Final answer:
To find the area of the triangle formed by the y-axis, the line f(x), and a line perpendicular to f(x) through the origin, we must find the point of intersection between f(x) and the perpendicular line, use it to determine the base and height of the triangle, and then apply the area formula for a right triangle.
Step-by-step explanation:
The area of a triangle bounded by the y-axis, the line f(x) = 7 - \(\frac{3}{5}x\), and a line perpendicular to f(x) that passes through the origin can be found using the concept of finding the area under a curve. In this case, it involves calculating the area of a right triangle formed by these lines. The line perpendicular to f(x) will have a slope that is the negative reciprocal of the slope of f(x), which is \(\frac{5}{3}\). Given that this line passes through the origin, its equation can be written as y = \(\frac{5}{3}\)x. To find where this line intersects with f(x), we can set the equations equal to each other and solve for x.

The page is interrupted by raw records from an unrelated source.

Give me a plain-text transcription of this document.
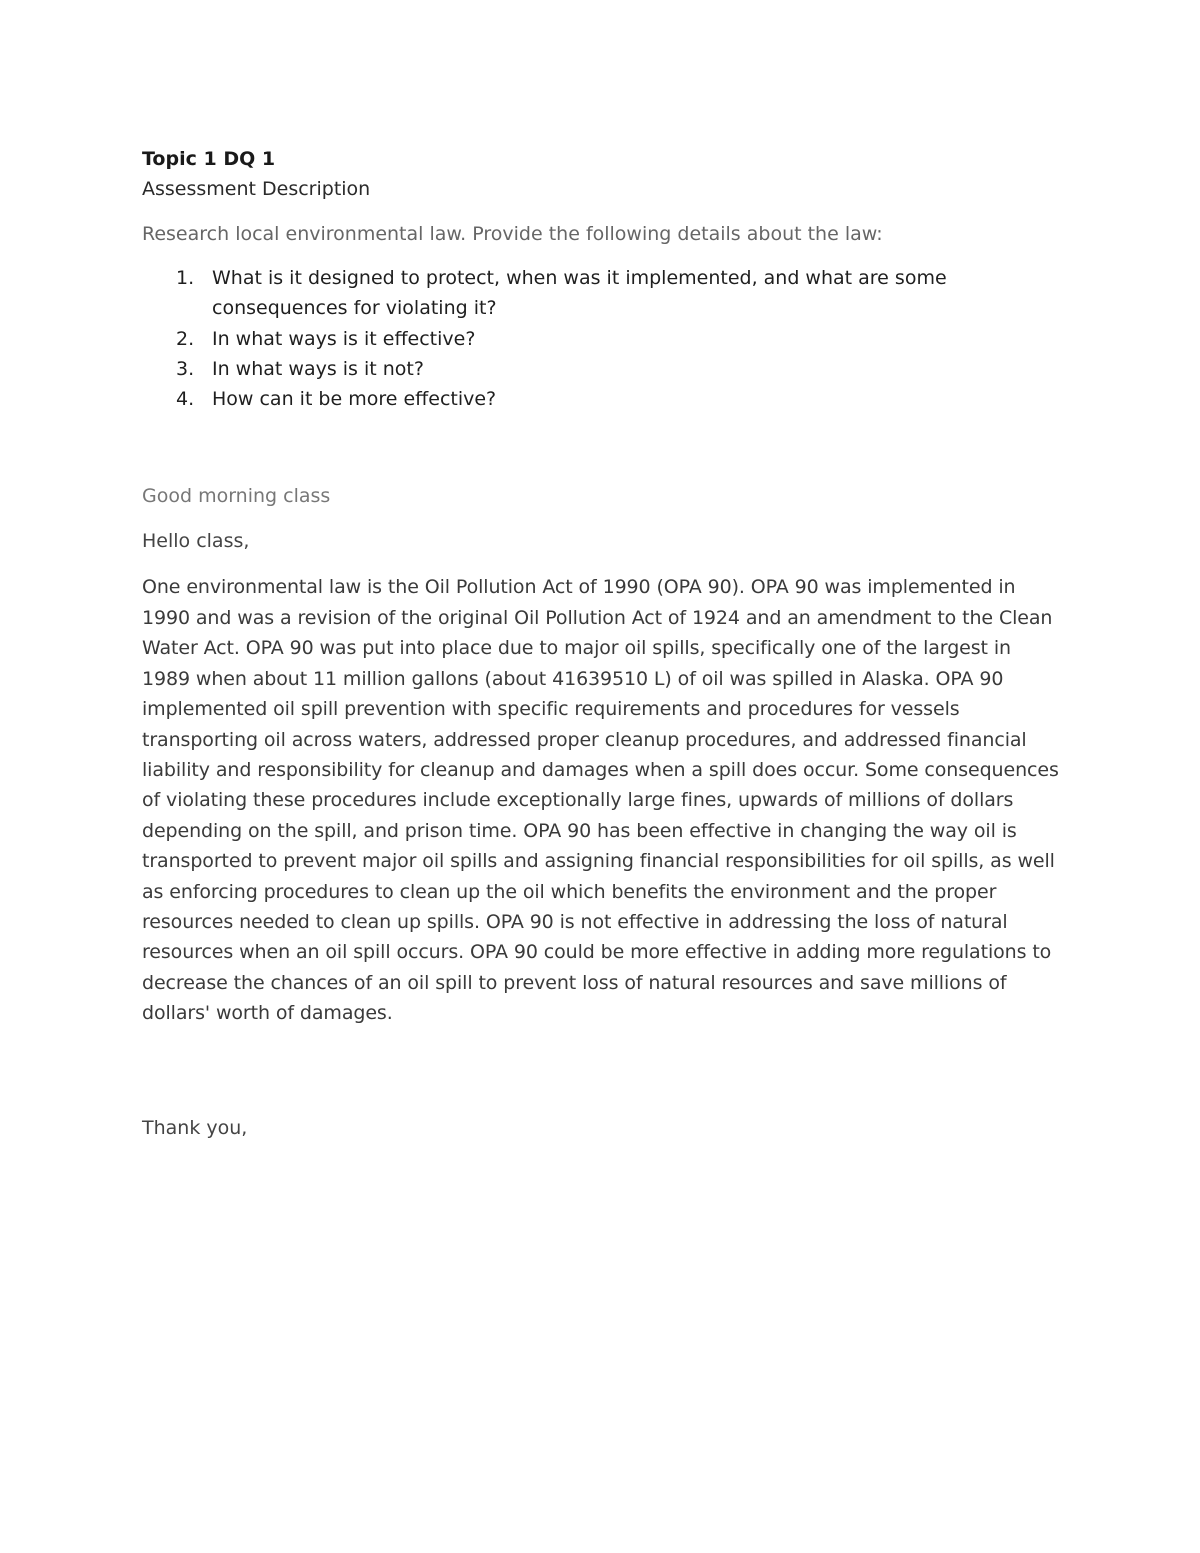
Topic 1 DQ 1

Assessment Description

Research local environmental law. Provide the following details about the law:

1. What is it designed to protect, when was it implemented, and what are some consequences for violating it?
2. In what ways is it effective?
3. In what ways is it not?
4. How can it be more effective?

Good morning class

Hello class,

One environmental law is the Oil Pollution Act of 1990 (OPA 90). OPA 90 was implemented in 1990 and was a revision of the original Oil Pollution Act of 1924 and an amendment to the Clean Water Act. OPA 90 was put into place due to major oil spills, specifically one of the largest in 1989 when about 11 million gallons (about 41639510 L) of oil was spilled in Alaska. OPA 90 implemented oil spill prevention with specific requirements and procedures for vessels transporting oil across waters, addressed proper cleanup procedures, and addressed financial liability and responsibility for cleanup and damages when a spill does occur. Some consequences of violating these procedures include exceptionally large fines, upwards of millions of dollars depending on the spill, and prison time. OPA 90 has been effective in changing the way oil is transported to prevent major oil spills and assigning financial responsibilities for oil spills, as well as enforcing procedures to clean up the oil which benefits the environment and the proper resources needed to clean up spills. OPA 90 is not effective in addressing the loss of natural resources when an oil spill occurs. OPA 90 could be more effective in adding more regulations to decrease the chances of an oil spill to prevent loss of natural resources and save millions of dollars' worth of damages.

Thank you,
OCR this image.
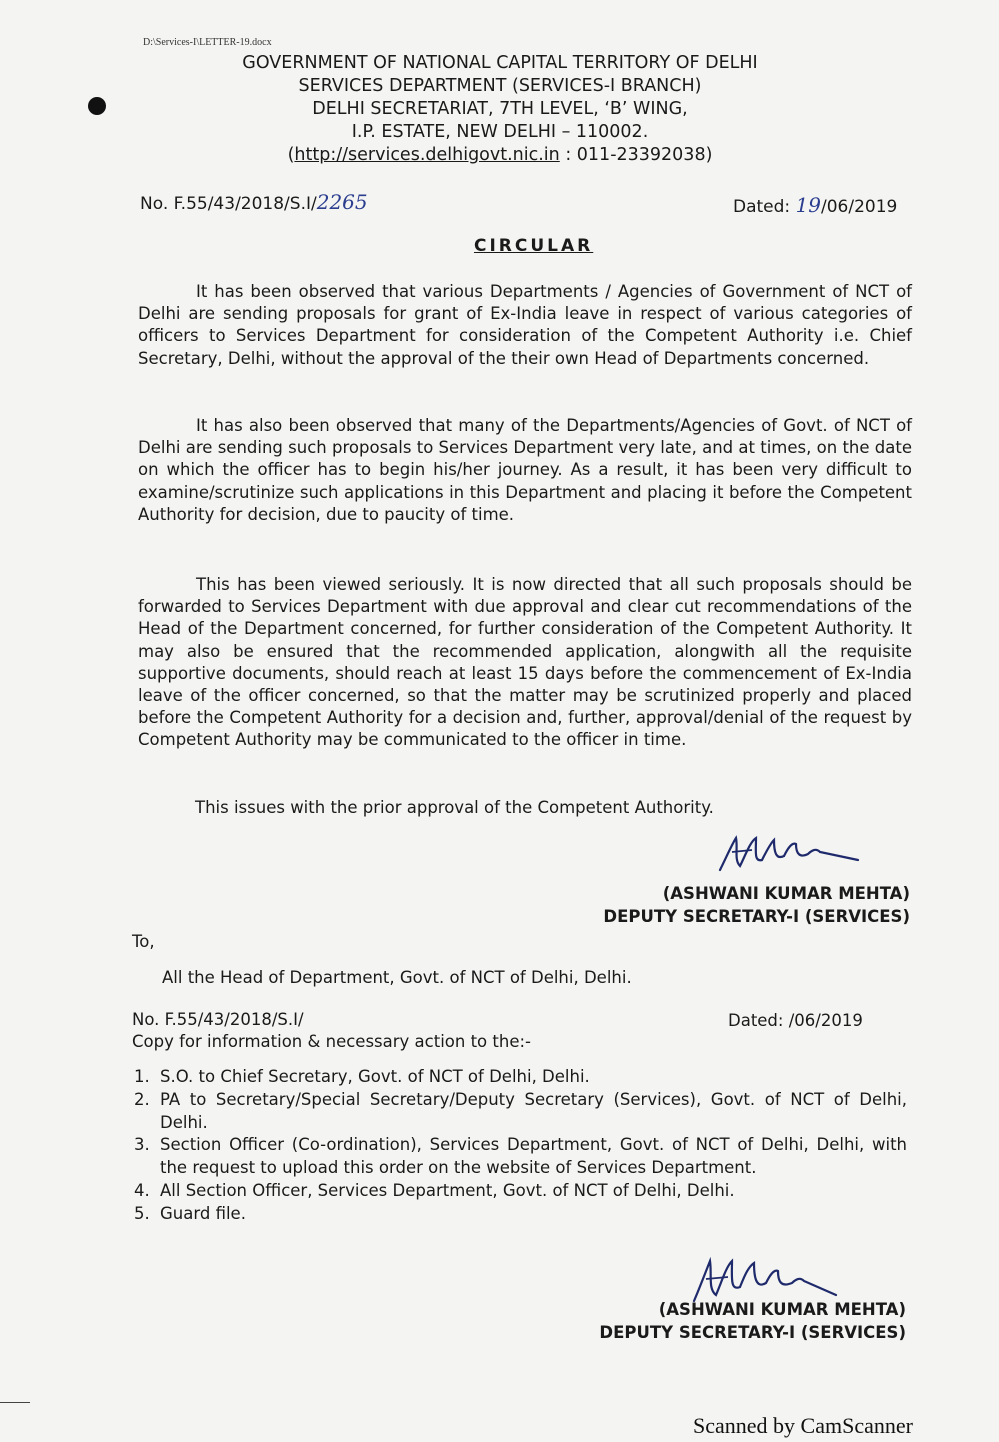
D:\Services-I\LETTER-19.docx
GOVERNMENT OF NATIONAL CAPITAL TERRITORY OF DELHI
SERVICES DEPARTMENT (SERVICES-I BRANCH)
DELHI SECRETARIAT, 7TH LEVEL, ‘B’ WING,
I.P. ESTATE, NEW DELHI – 110002.
(http://services.delhigovt.nic.in : 011-23392038)
No. F.55/43/2018/S.I/2265	Dated: 19/06/2019
CIRCULAR

It has been observed that various Departments / Agencies of Government of NCT of Delhi are sending proposals for grant of Ex-India leave in respect of various categories of officers to Services Department for consideration of the Competent Authority i.e. Chief Secretary, Delhi, without the approval of the their own Head of Departments concerned.

It has also been observed that many of the Departments/Agencies of Govt. of NCT of Delhi are sending such proposals to Services Department very late, and at times, on the date on which the officer has to begin his/her journey. As a result, it has been very difficult to examine/scrutinize such applications in this Department and placing it before the Competent Authority for decision, due to paucity of time.

This has been viewed seriously. It is now directed that all such proposals should be forwarded to Services Department with due approval and clear cut recommendations of the Head of the Department concerned, for further consideration of the Competent Authority. It may also be ensured that the recommended application, alongwith all the requisite supportive documents, should reach at least 15 days before the commencement of Ex-India leave of the officer concerned, so that the matter may be scrutinized properly and placed before the Competent Authority for a decision and, further, approval/denial of the request by Competent Authority may be communicated to the officer in time.

This issues with the prior approval of the Competent Authority.
(ASHWANI KUMAR MEHTA)
DEPUTY SECRETARY-I (SERVICES)
To,
All the Head of Department, Govt. of NCT of Delhi, Delhi.
No. F.55/43/2018/S.I/	Dated: /06/2019
Copy for information & necessary action to the:-
1. S.O. to Chief Secretary, Govt. of NCT of Delhi, Delhi.
2. PA to Secretary/Special Secretary/Deputy Secretary (Services), Govt. of NCT of Delhi, Delhi.
3. Section Officer (Co-ordination), Services Department, Govt. of NCT of Delhi, Delhi, with the request to upload this order on the website of Services Department.
4. All Section Officer, Services Department, Govt. of NCT of Delhi, Delhi.
5. Guard file.
(ASHWANI KUMAR MEHTA)
DEPUTY SECRETARY-I (SERVICES)
Scanned by CamScanner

Setting f(x) equal to the perpendicular line equation:
7 - \(\frac{3}{5}x\) = \(\frac{5}{3}\)x, we find the x-coordinate of the intersection point. Once we have the coordinates of the point of intersection, we can calculate the base and the height of the right triangle. The base is the x-coordinate of the intersection point, and the height is the corresponding y-coordinate since the triangle is bounded by the y-axis and the lines. Finally, the area of the right triangle is calculated using the formula \(\frac{1}{2} \times \text{base} \times \text{height}\).